Does anyone know...BA for instance, when they annouce the summer schedule?
MEA flying high with increased profits
Chairman confident of future success
National carrier has been boosted by purchase of 6 new Airbus planes
Daily Star staff
The chairman of Middle East Airlines (MEA), Mohammed Hout, projected Wednesday that his company will generate an operating profit of $15 million at the end of 2003, thanks to the high tourist season and a restructuring plan.
MEA, which has been owned by the Central Bank since 1996, recorded a $3 million profit in 2002, the first such achievement in almost 25 years.
Hout expects profits to surge in the future even further if the tourist season remains strong and the regional situation remains relatively stable.
But Hout did not want to project the profits of MEA in 2004, although he did not rule out impressive results.
According to Hout, MEA’s image has been further boosted with the purchase of six new Airbus planes and the lease of three more. The newly acquired fleet has a seating capacity 20 percent higher than older aircraft and the entire fleet has been equipped with state-of-the-art individual video screens.
Hout, who was appointed by the Central Bank as head of the airline three years ago, said he had the biggest challenge in his career: containing the losses and turning the company into a profitable institution. He added that he is confident that MEA can return to its former glory.
“MEA suffered a loss of $87 million in 1997. This prompted the new board of directors to review the situation and determine why the company was losing so much money,” Hout told The Daily Star.
“One of the first things the board of directors did was to cancel the long haul flights of MEA to Brazil and Australia because these routes were too costly.”
Hout cut the number of destinations from 45 to 19 and shut down several offices overseas.
MEA also formed an alliance with Air France and uses Paris as a hub for the national carrier, to fly to 180 destinations around the world, including the US and South America, and this “network redesign has led to a better utilization of the MEA fleet.”
MEA reduced the number of active planes from 13 to nine. The management scrapped all the Boeing 707 airplanes and leased nine Airbus planes three years ago, leading to “a saving of $25 million a year.”
In addition, MEA saved another $5 million by renegotiating maintenance contracts, and the purchase of fuel.
Negotiating contracts and cutting the number of flight routes may have been the easier part of Hout’s scheme, but the big question in the minds of many skeptics was whether the chairman had the courage to do the unthinkable and reduce the number of the airline’s staff.

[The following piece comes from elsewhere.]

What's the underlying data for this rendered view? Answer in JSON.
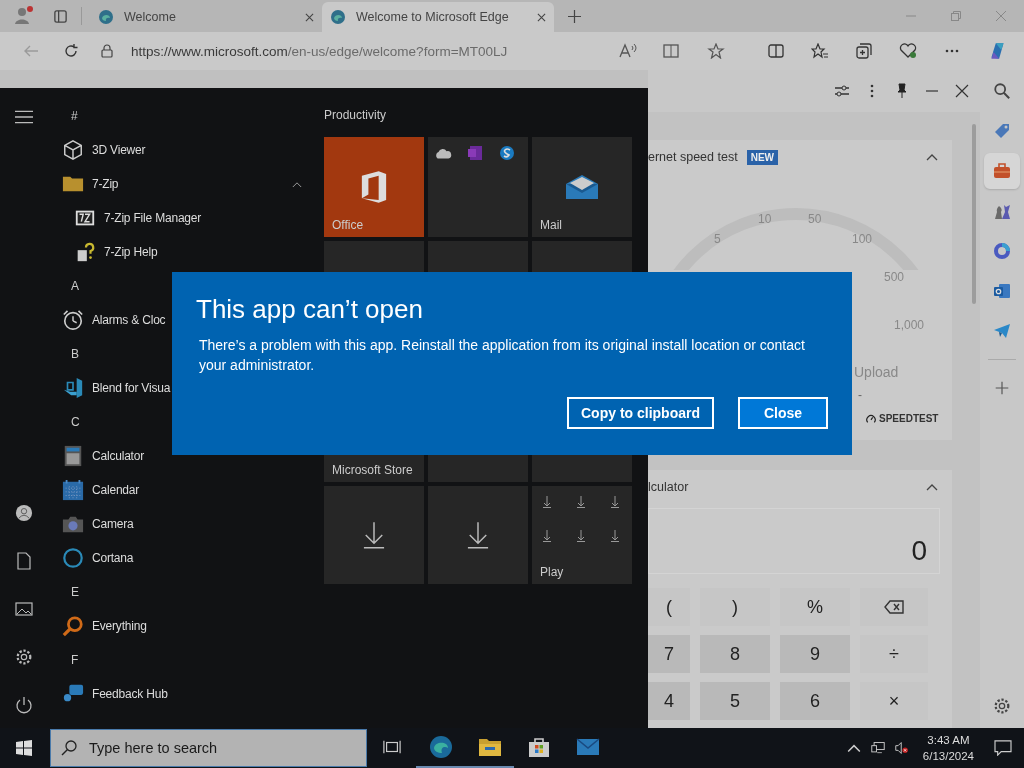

“The idea of asking people to go home wasn’t well received in Lebanon,” he said, adding that no one even considered laying off staff during the civil war, because state owned firms did not suffer financial losses as they are now.
But as peace returned to Lebanon, MEA was left with the fact that more than 4,500 people were actually on the company’s payroll.
After tense negotiations with representatives of MEA’s workforce, many employees finally accepted end of service offers that the company provided in return for their resignation.
As a result, over 1,200 MEA personnel left their posts, after the Central Bank agreed to pay around $100 million in compensation, allowing MEA to save another $25 million annually.
On future plans, Hout said MEA will be considering new alliances in an attempt to open new routes and expand its profit horizons.